Look closely at the heatshrink tubing on the LED leads: you can see a resistor-shaped bulge. Try removing the heatshrink on one and repeating your diode measurement without the resistor in circuit. Your meter in diode mode can't source enough current to drive the LED with the resistor in series. In other words, the meter won't be providing the higher voltage that was expected when the resistor was added. (This sort of pre-wired LED is commonly sold for hobbyists who just want to use them, as you said, in 5 or 12 volt situations.)
The other questions linked in my comment to your question are about calculating resistor values for LEDs to achieve a specific current. You should be familiar with those to know the basics of how LEDs aren't linear, and how the LED's forward voltage helps determine the value of resistor to use for a given desired current and a given supply voltage.
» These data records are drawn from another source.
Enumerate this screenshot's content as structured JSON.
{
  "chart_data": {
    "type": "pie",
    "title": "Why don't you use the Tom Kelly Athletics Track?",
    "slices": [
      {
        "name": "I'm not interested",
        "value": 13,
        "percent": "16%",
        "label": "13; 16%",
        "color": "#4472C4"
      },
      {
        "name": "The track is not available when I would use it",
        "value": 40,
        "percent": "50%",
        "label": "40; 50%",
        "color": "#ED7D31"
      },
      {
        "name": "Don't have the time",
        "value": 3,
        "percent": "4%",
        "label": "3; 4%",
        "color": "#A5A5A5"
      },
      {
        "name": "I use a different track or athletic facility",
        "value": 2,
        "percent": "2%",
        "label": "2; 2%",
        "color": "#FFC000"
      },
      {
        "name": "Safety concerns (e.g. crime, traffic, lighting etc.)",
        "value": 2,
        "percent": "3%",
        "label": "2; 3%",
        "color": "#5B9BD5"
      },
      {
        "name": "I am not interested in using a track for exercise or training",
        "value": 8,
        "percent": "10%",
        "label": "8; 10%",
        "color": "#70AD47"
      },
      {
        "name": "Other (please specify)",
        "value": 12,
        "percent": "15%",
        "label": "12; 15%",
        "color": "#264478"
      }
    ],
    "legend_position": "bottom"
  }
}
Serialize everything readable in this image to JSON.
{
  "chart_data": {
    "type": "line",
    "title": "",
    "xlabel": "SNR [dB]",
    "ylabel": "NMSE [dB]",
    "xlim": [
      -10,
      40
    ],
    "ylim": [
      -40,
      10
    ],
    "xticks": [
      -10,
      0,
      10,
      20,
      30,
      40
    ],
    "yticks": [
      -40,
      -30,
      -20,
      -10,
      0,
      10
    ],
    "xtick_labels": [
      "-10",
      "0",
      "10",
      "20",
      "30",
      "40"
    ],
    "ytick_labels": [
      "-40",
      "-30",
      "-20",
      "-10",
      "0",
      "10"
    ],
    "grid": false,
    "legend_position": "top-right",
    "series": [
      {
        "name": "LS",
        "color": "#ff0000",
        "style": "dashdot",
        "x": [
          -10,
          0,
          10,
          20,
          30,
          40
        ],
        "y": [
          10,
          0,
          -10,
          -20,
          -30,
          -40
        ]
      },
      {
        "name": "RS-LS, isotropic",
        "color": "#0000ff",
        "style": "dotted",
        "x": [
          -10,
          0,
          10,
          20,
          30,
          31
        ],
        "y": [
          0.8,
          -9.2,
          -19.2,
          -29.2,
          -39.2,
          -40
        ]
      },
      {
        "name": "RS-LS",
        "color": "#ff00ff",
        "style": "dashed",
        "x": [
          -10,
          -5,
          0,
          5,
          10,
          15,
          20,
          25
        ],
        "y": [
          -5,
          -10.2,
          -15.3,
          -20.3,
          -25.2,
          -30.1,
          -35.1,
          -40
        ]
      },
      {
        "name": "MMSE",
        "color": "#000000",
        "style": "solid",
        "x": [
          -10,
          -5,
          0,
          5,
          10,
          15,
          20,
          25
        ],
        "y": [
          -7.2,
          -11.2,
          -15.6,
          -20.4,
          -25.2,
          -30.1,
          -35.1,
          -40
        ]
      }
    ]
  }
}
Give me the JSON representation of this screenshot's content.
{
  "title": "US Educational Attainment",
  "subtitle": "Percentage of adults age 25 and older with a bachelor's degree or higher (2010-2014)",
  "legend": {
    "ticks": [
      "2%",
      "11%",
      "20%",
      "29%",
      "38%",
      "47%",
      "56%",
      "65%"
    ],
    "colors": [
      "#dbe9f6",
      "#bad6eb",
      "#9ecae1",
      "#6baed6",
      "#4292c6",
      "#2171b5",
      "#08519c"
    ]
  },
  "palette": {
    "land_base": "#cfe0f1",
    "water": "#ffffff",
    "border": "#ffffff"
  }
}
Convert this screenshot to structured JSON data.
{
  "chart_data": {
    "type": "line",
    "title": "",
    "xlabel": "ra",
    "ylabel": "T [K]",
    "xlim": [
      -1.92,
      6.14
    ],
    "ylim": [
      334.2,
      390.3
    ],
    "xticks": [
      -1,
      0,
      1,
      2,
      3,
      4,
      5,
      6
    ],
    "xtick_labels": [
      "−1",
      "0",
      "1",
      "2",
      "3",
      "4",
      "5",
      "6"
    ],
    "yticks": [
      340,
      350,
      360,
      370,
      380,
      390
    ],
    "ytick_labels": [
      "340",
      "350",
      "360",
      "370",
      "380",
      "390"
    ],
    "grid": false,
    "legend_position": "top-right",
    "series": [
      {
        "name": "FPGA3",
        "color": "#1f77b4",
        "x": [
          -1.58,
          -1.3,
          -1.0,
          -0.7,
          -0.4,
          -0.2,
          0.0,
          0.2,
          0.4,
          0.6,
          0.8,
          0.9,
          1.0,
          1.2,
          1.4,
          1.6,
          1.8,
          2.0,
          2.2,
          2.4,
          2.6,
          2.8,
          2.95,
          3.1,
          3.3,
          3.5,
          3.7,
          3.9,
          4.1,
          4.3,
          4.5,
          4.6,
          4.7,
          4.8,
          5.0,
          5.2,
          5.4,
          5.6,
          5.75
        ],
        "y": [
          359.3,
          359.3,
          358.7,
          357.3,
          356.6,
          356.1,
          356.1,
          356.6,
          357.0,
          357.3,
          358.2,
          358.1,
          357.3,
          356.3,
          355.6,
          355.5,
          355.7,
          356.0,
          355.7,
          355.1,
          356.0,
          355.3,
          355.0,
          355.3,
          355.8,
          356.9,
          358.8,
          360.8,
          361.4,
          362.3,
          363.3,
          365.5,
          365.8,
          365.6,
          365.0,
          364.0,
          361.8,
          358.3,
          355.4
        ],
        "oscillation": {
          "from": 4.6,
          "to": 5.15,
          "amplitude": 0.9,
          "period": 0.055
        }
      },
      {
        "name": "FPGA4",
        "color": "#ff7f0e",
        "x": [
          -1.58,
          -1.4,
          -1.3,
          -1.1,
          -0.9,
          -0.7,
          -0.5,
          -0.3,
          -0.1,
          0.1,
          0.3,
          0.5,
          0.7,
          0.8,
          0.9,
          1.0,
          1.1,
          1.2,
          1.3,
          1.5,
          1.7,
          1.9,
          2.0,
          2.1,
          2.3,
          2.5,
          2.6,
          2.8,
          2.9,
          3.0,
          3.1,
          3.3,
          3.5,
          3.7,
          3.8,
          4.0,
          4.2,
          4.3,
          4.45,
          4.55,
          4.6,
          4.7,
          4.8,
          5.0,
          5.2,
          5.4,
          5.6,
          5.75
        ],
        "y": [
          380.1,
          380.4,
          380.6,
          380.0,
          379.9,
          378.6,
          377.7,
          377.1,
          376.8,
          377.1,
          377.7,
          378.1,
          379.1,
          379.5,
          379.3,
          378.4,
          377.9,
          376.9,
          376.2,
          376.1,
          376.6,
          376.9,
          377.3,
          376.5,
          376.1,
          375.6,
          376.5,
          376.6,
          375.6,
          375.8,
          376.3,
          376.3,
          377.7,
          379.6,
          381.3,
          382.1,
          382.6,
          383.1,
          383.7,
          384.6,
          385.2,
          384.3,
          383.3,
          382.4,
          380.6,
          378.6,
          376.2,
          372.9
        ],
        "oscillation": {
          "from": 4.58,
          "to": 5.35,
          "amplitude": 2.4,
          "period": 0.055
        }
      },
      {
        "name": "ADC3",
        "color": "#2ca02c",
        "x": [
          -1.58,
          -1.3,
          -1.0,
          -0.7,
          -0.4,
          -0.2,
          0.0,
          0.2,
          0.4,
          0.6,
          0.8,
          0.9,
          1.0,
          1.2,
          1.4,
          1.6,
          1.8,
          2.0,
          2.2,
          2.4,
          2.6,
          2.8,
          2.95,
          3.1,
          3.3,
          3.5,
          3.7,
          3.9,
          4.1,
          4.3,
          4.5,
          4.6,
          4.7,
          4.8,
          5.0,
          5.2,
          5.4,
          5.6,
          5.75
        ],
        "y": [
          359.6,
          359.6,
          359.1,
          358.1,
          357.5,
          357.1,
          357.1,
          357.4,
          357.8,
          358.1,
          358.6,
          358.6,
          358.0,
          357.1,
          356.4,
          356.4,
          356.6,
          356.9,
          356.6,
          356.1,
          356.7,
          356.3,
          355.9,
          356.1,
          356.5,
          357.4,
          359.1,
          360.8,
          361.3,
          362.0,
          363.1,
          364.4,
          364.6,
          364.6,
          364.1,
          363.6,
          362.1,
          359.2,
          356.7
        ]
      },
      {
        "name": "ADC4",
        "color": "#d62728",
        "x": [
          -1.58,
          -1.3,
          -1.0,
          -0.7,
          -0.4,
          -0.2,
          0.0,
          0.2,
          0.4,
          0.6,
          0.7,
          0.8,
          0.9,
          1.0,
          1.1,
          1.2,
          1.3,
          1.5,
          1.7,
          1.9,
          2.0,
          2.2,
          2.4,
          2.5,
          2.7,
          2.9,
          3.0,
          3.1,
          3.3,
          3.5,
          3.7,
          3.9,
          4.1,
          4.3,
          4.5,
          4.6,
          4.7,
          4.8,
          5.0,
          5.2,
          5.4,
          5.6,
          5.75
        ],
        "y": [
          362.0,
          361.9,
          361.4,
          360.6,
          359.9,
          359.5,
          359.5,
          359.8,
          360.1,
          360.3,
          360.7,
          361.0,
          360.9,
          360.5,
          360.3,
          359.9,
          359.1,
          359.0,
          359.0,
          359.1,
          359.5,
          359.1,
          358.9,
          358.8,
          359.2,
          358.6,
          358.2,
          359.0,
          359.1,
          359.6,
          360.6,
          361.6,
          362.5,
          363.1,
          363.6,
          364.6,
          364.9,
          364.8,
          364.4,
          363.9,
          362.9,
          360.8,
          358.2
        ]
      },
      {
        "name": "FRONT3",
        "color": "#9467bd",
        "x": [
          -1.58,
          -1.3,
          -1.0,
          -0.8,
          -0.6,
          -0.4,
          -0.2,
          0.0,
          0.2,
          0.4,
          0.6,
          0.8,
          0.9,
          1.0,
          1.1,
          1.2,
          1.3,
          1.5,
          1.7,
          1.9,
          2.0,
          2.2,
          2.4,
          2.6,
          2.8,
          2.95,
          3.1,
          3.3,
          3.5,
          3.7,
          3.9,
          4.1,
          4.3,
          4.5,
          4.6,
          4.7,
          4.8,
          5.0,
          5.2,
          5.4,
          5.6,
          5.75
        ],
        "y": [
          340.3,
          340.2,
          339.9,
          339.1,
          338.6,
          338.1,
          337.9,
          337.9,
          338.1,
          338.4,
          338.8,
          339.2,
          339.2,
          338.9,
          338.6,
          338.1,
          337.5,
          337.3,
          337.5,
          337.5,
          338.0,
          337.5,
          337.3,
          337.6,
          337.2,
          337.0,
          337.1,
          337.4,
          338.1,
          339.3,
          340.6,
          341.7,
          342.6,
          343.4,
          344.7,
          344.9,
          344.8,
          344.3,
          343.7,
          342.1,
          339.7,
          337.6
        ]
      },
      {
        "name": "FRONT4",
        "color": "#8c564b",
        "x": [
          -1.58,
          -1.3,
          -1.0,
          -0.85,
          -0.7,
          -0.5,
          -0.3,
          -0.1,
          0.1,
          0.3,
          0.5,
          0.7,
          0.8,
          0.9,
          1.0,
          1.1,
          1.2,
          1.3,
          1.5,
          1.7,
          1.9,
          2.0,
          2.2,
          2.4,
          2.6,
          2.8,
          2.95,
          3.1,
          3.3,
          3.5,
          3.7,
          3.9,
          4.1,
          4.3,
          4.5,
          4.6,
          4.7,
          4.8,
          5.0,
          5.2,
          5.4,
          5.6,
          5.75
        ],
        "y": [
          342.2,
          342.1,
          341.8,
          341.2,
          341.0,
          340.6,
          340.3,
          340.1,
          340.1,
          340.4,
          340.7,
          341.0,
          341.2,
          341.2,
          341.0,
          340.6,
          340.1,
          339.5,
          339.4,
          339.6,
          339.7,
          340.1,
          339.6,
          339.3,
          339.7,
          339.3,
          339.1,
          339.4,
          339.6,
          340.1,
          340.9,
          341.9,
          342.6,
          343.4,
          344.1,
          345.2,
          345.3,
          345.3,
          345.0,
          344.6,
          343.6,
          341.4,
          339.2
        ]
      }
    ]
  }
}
Working from your explanation, you said that you successfully lit the LED using both 5 and 12 volts. This is not surprising, but the current through the LED will be of course higher with 12 volts applied. The question then is, did the manufacturer intend the LED to be compatible with either? It could be that the current limiting resistor was chosen so that the LED works just fine at 12 V and is still suitably bright at 5 V.
You didn't mention what color the LED is but let's assume it has a forward voltage of 3 V. Let's further assume that the LED can tolerate 20 mA.
How much voltage will the resistor be "dropping" with 12 V applied? \$12 - 3 = 9 V\$
How much resistance is needed to limit current to 20 mA? \$9 / 0.02 = 450 Ω\$
How much current will the LED still see with 5 V applied? \$2 / 450 = 4.4mA\$
Most modern, efficient 5mm LEDs like the one pictured will be nice and bright even at ~4 mA.
So I'm curious, what resistor value is hiding under the heatshrink? If it's meant to provide 20 mA at 5 V, then applying 12 V will probably burn the LED up if left too long. Perhaps it's a higher resistance meant to allow it to work to voltages even higher than 12. You should do some more experimenting to find out.
(Another thing you can do if you don't want to disassemble anything, since you have a multimeter, is measure current through the pre-wired assembly and vary the supply voltage. If you assume the LED can only tolerate 20 mA at 100 % duty cycle, then whatever voltage you reach which results in 20 mA can be treated as the maximum.)